Using the synthetic near-duplicates as ground truth:

1. Create a test set with known duplicate pairs at various edit distances
   (5%, 10%, 20%, 30%, 50% of words replaced).
2. For each combination of `num_perm` (64, 128, 256) and `threshold`
   (0.3, 0.5, 0.7, 0.9), compute:
   - **Precision**: What fraction of detected pairs are actual duplicates?
   - **Recall**: What fraction of actual duplicates are detected?
3. Plot precision vs. recall curves for different parameter settings.

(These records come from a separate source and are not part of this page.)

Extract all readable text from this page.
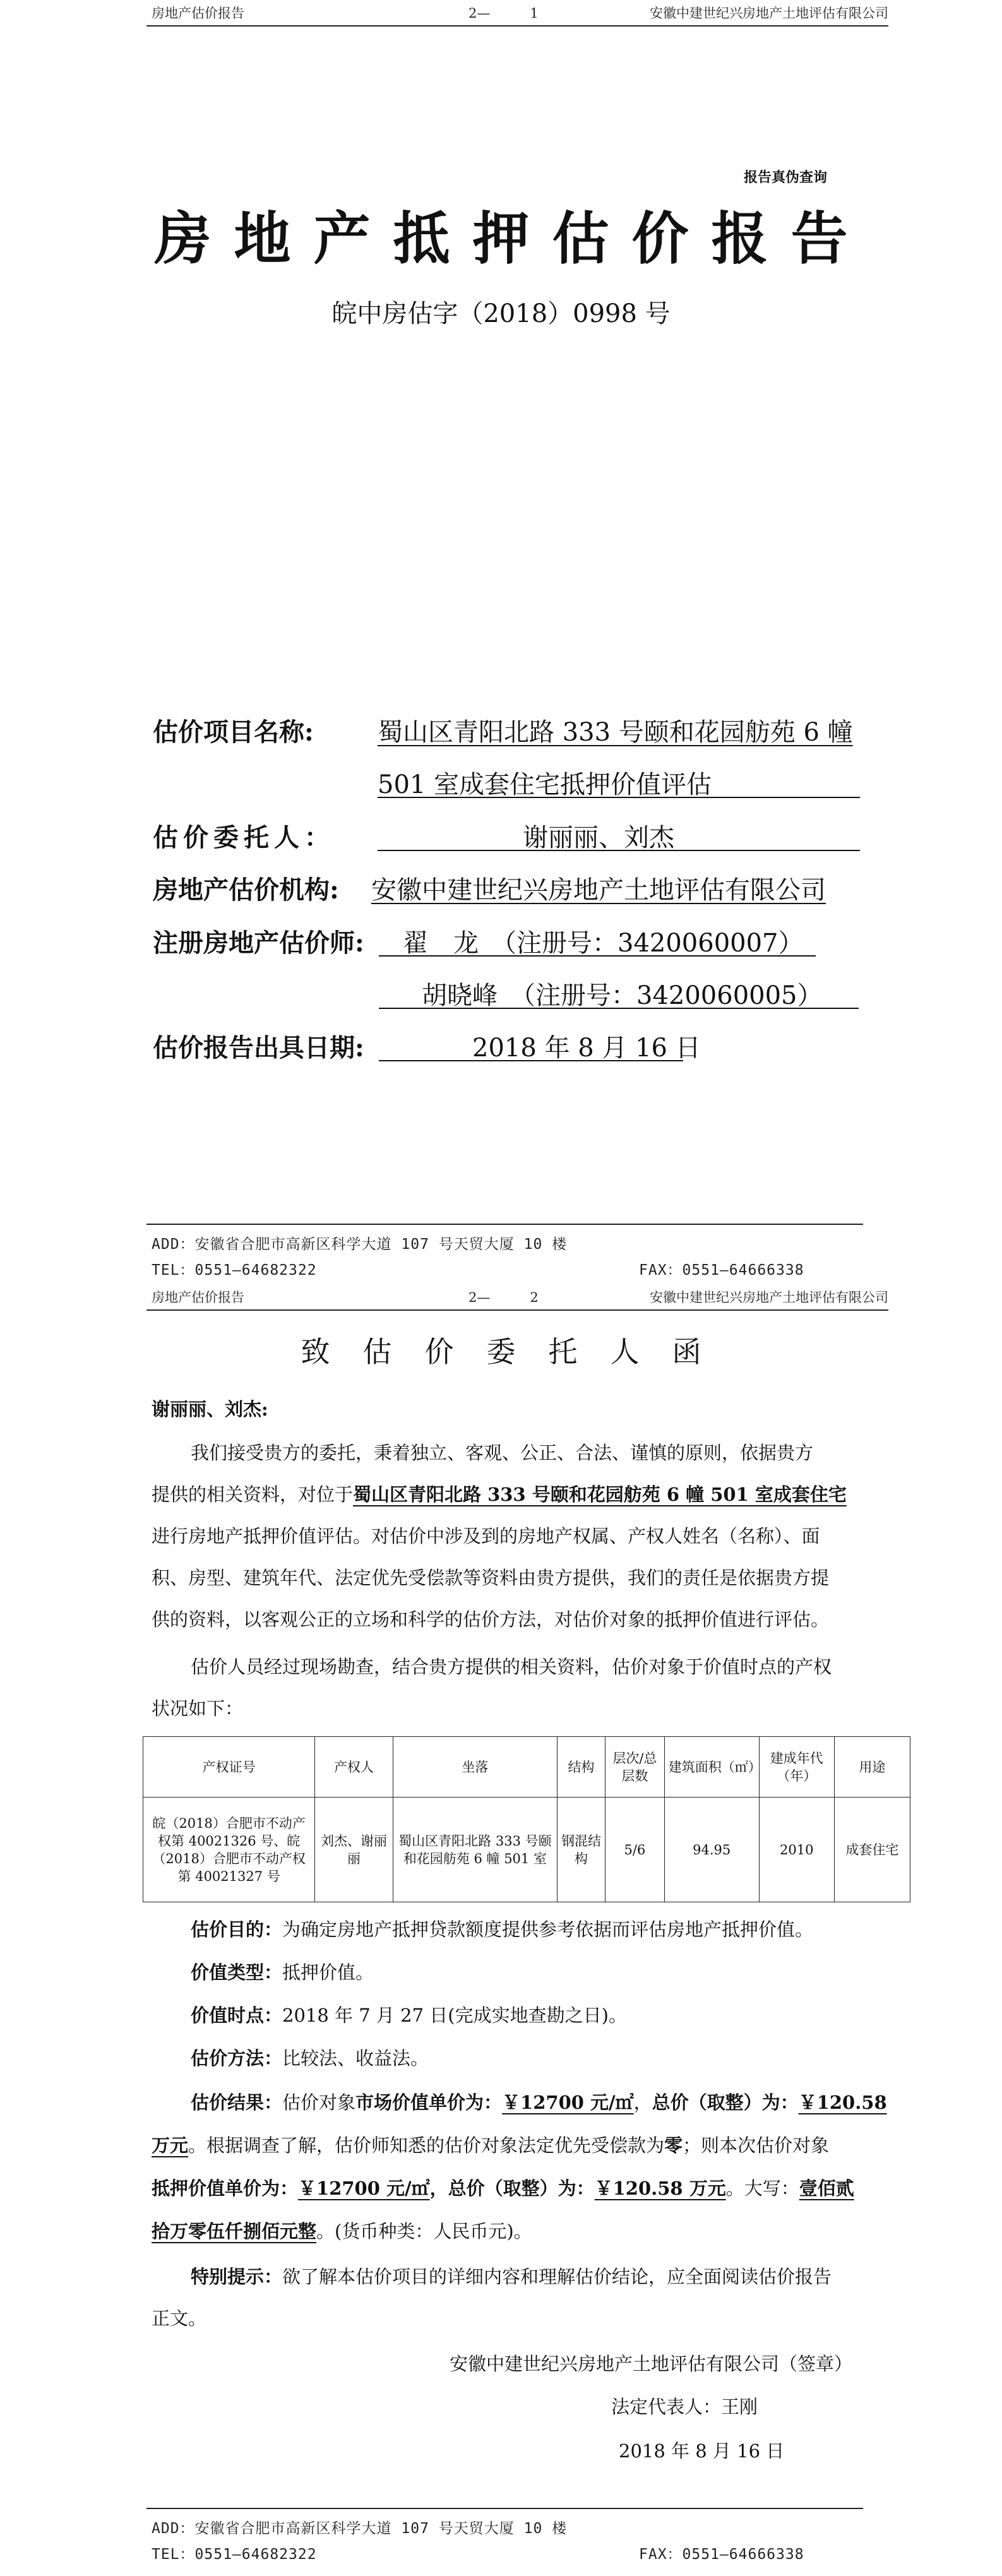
房地产估价报告	2—　　　1	安徽中建世纪兴房地产土地评估有限公司
报告真伪查询
房地产抵押估价报告
皖中房估字（2018）0998 号
估价项目名称:	蜀山区青阳北路 333 号颐和花园舫苑 6 幢
501 室成套住宅抵押价值评估
估价委托人：	谢丽丽、刘杰
房地产估价机构: 安徽中建世纪兴房地产土地评估有限公司
注册房地产估价师: 翟　龙　（注册号：3420060007）
胡晓峰　（注册号：3420060005）
估价报告出具日期:	2018 年 8 月 16 日
ADD：安徽省合肥市高新区科学大道 107 号天贸大厦 10 楼
TEL：0551—64682322	FAX：0551—64666338
房地产估价报告	2—　　　2	安徽中建世纪兴房地产土地评估有限公司
致估价委托人函
谢丽丽、刘杰:
我们接受贵方的委托，秉着独立、客观、公正、合法、谨慎的原则，依据贵方
提供的相关资料，对位于蜀山区青阳北路 333 号颐和花园舫苑 6 幢 501 室成套住宅
进行房地产抵押价值评估。对估价中涉及到的房地产权属、产权人姓名（名称）、面
积、房型、建筑年代、法定优先受偿款等资料由贵方提供，我们的责任是依据贵方提
供的资料，以客观公正的立场和科学的估价方法，对估价对象的抵押价值进行评估。
估价人员经过现场勘查，结合贵方提供的相关资料，估价对象于价值时点的产权
状况如下：
产权证号	产权人	坐落	结构	层次/总层数	建筑面积（㎡）	建成年代（年）	用途
皖（2018）合肥市不动产权第 40021326 号、皖（2018）合肥市不动产权第 40021327 号	刘杰、谢丽丽	蜀山区青阳北路 333 号颐和花园舫苑 6 幢 501 室	钢混结构	5/6	94.95	2010	成套住宅
估价目的：为确定房地产抵押贷款额度提供参考依据而评估房地产抵押价值。
价值类型：抵押价值。
价值时点：2018 年 7 月 27 日(完成实地查勘之日)。
估价方法：比较法、收益法。
估价结果：估价对象市场价值单价为：￥12700 元/㎡，总价（取整）为：￥120.58
万元。根据调查了解，估价师知悉的估价对象法定优先受偿款为零；则本次估价对象
抵押价值单价为：￥12700 元/㎡，总价（取整）为：￥120.58 万元。大写：壹佰贰
拾万零伍仟捌佰元整。(货币种类：人民币元)。
特别提示：欲了解本估价项目的详细内容和理解估价结论，应全面阅读估价报告
正文。
安徽中建世纪兴房地产土地评估有限公司（签章）
法定代表人：王刚
2018 年 8 月 16 日
ADD：安徽省合肥市高新区科学大道 107 号天贸大厦 10 楼
TEL：0551—64682322	FAX：0551—64666338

### Exercise (b): Dedup Ratio by Document Type

Legal corpora contain different types of documents with different
duplication characteristics:

- **Appellate opinions** -- Often unique, but amended opinions create
  near-duplicates.
- **Orders** -- Short, formulaic documents that may look very similar
  across cases.
- **Motions** -- Often use template language, leading to high false-positive
  rates in dedup.

Using the `court` field in our sample data:
1. Group documents by court.
2. Run dedup within each group and across groups.
3. Estimate which court or document type has the highest natural duplication
   rate.
4. Discuss: should dedup thresholds vary by document type?